Home » Pendidikan » Coreng Moreng Pendidikan Penyandang Disabilitas di Bengkulu

Coreng Moreng Pendidikan Penyandang Disabilitas di Bengkulu

Bincang Perempuan

Pendidikan

Bengkulu menghadapi banyak tantangan untuk meningkatkan mutu pendidikan anak disabilitas, mulai dari kurikulum dan fasilitas yang masih serba minim.

MA enggan tersenyum. Bocah ini menanggapi kehadiran Bengkulu Today “dingin” saat berulang kali ditanya apa cita-citanya. Hingga sang ibu Umida Husni, yang membujuk MA. “Ingin menjadi pilot,” celutuknya.

 “Wah bagus, terus belajar ya Nak,” ujak Adella Veranti, Kepala Sekolah Luar Biasa (SLB) Negeri 3 sambil berlalu.

Selintas, Bengkulu Today bisa melihat ada bulir-bulir basah menyelinap di sudut mata sang ibu yang memandang penuh kasih sayang pada MA, bocah penyandang disabilitas grahita dengan pertumbuhan mata kanan yang tidak sempurna.

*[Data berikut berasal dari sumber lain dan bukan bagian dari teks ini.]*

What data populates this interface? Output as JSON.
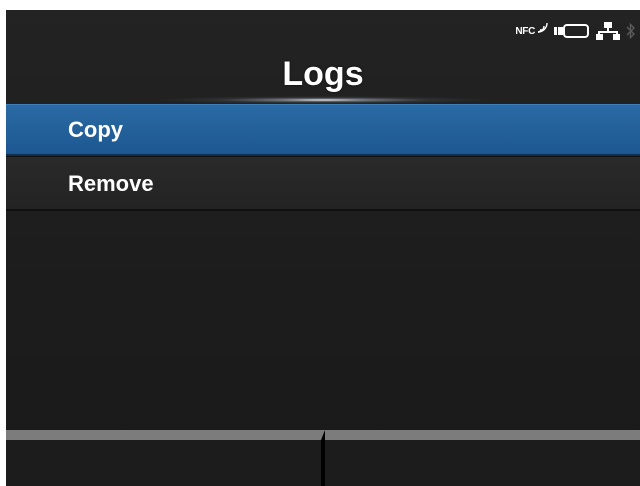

Undang-undang No 20 tahun 2003 menyatakan bahwa setiap warga negara berhak memperoleh pendidikan, baik bagi anak non disabilitas maupun anak disabilitas. UU ini dipertegas dalam Permendiknas nomor 70 Tahun 2009, yakni memberi peluang kepada anak berkebutuhan khusus untuk sekolah di sekolah reguler.

Ironisnya, hal tersebut belum sepenuhnya dipenuhi oleh pemerintah daerah. Penyandang disabilitas masih mengalami kesulitan dalam mengakses hak atas Pendidikan sehingga terkesan jadi “anak tiri”.

Ketua Perkumpulan Mitra Masyarakat Inklusif (MMI), Irna Riza Yuliastuty mengatakan, dalam konteks akses pendidikan formal, tidak semua kabupaten yang ada di Provinsi Bengkulu memiliki SLB yang berjenjang dari sekolah dasar (SD) hingga Sekolah Menengah Umum (SMU).  Rata-rata Pemda Kabupaten hanya memiliki satu SLB Negeri dan berlaku untuk semua jenjang.

“Dari jumlah itu dapat dilihat bagaimana akses pendidikan untuk anak berkebutuhan khusus (disabilitas,red),” kata Irna.

Data yang dihimpun Bengkulu Today menunjukkan hingga tahun 2021, ada 18 SLB negeri se-Provinsi Bengkulu. Jumlah ini meliputi, lima SLB di Kota Bengkulu dan tiga SLB di Kabupaten Mukomuko. Sementara kabupaten lainnya hanya memiliki satu SLB. (Lihat Tabel 1)

Belum Mampu Mengakomodir Kebutuhan Pendidikan Anak Disabilitas

Selain jumlah SLB yang terbatas, kesediaan tenaga pengajar berbasis Pendidikan Luar Biasa juga minim. Akibatnya cara pengajaran menjadi seadanya dengan kurikulum yang disamakan untuk semua anak dengan kebutuhan khusus ini.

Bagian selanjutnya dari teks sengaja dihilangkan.